Penerimaan negara dari pajak tahun 2010 diprediksi naik menjadi Rp 604 triliun. Jumlah itu lebih besar Rp 6,6 triliun dari usulan pemerintah yang hanya sebesar Rp 597,4 triliun.
Namun, Dirjen Pajak Mochamad Tjiptardjo memprediksi jumlah tersebut adalah jumlah maksimal yang bisa dicapai, jadi tidak bisa lagi menyanggupi penerimaan negara di atas angka itu.
“Tadi kami sudah mencoba menyisir (dari sumber potensi penerimaan), hasilnya Rp 64,1 triliun,” kata Tjiptardjo usai rapat dengan Komisi XI di gedung Dewan Perwakilan Rakyat (DPR), Jakarta, Kamis (22/04)
“Itu ekstra effort (upaya tambahan) kami. Kalau ditambahin lagi, kekuatan Dirjen Pajak mampu tidak?,” ujar dia.
Upaya tambahan itu, Tjiptardjo melanjutkan, sudah dilakukan melalui cara imbauan, ekstensifikasi, penagihan, pemeriksaan, dan penyidikan.
Selebihnya, Ditjen Pajak mengaku belum ada jalan lain untuk menambah. “Kalau tidak mampu, nanti bahaya,” ujar dia.

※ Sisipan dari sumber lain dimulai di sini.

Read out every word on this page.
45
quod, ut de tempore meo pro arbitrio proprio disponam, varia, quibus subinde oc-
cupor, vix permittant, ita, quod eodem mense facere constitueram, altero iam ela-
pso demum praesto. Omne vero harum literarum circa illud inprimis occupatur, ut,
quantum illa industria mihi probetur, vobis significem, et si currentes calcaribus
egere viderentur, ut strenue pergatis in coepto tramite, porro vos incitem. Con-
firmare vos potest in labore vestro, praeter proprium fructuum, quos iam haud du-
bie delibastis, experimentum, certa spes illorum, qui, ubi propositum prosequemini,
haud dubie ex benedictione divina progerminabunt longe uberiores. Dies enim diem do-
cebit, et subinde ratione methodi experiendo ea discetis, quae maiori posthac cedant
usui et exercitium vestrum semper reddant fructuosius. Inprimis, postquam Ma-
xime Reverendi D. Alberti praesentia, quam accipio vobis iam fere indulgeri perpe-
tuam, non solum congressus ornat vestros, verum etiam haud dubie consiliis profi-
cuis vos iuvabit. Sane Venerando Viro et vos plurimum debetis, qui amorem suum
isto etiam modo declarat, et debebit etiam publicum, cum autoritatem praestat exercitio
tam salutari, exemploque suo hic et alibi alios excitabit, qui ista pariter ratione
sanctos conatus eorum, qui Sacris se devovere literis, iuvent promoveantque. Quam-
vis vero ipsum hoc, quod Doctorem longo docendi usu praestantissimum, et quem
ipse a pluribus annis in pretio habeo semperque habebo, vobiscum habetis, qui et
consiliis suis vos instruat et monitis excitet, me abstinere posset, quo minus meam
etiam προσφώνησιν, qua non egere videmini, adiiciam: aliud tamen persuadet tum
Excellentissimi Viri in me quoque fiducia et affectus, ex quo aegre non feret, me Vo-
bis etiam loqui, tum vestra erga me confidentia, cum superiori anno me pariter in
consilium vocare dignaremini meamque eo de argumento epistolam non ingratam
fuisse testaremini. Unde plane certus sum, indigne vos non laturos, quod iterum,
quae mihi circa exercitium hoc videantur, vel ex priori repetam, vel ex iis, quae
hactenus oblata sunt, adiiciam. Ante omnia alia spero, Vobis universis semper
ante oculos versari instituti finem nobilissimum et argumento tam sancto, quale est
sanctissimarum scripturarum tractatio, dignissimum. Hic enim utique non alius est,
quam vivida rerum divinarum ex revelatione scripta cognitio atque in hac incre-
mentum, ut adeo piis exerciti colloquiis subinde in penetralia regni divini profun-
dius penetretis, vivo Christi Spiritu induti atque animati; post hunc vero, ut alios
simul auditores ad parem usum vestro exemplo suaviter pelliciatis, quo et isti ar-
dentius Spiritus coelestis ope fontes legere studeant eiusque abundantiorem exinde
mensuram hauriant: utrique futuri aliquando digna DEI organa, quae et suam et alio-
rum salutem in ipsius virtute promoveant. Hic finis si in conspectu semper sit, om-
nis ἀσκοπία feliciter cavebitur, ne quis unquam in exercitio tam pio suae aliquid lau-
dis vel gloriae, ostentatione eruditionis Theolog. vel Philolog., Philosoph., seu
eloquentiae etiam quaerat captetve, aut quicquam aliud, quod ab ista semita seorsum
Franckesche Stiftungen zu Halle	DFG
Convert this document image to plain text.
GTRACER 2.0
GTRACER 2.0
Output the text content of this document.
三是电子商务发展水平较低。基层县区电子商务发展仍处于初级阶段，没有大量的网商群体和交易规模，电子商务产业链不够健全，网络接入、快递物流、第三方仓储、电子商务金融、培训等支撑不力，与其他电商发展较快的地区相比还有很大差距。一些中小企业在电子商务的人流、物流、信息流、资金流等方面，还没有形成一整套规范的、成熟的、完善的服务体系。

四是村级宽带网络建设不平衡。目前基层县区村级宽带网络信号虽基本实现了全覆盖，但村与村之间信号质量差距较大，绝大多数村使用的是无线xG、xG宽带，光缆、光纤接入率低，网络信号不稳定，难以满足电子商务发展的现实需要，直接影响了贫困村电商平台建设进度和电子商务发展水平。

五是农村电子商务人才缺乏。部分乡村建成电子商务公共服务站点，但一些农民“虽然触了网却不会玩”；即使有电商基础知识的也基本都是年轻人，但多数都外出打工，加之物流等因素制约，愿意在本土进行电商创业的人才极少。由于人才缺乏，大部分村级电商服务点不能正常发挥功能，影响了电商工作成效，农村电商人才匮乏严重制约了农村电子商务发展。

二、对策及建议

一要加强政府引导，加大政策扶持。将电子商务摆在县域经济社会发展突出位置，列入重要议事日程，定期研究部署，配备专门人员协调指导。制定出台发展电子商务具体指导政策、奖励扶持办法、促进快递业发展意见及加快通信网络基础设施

Tax ratio tahun ini pun, menurut dia, Ditjen Pajak sudah setuju dinaikkan menjadi 11,9 persen dari usulan semula 11,7 persen. “Dewan mintanya 13,5 persen, kami tidak mampu,” tuturnya.
Menurut Tjiptardjo, angka Rp 604 triliun itu merupakan penerimaan pajak yang sudah cukup optimal.(vvn)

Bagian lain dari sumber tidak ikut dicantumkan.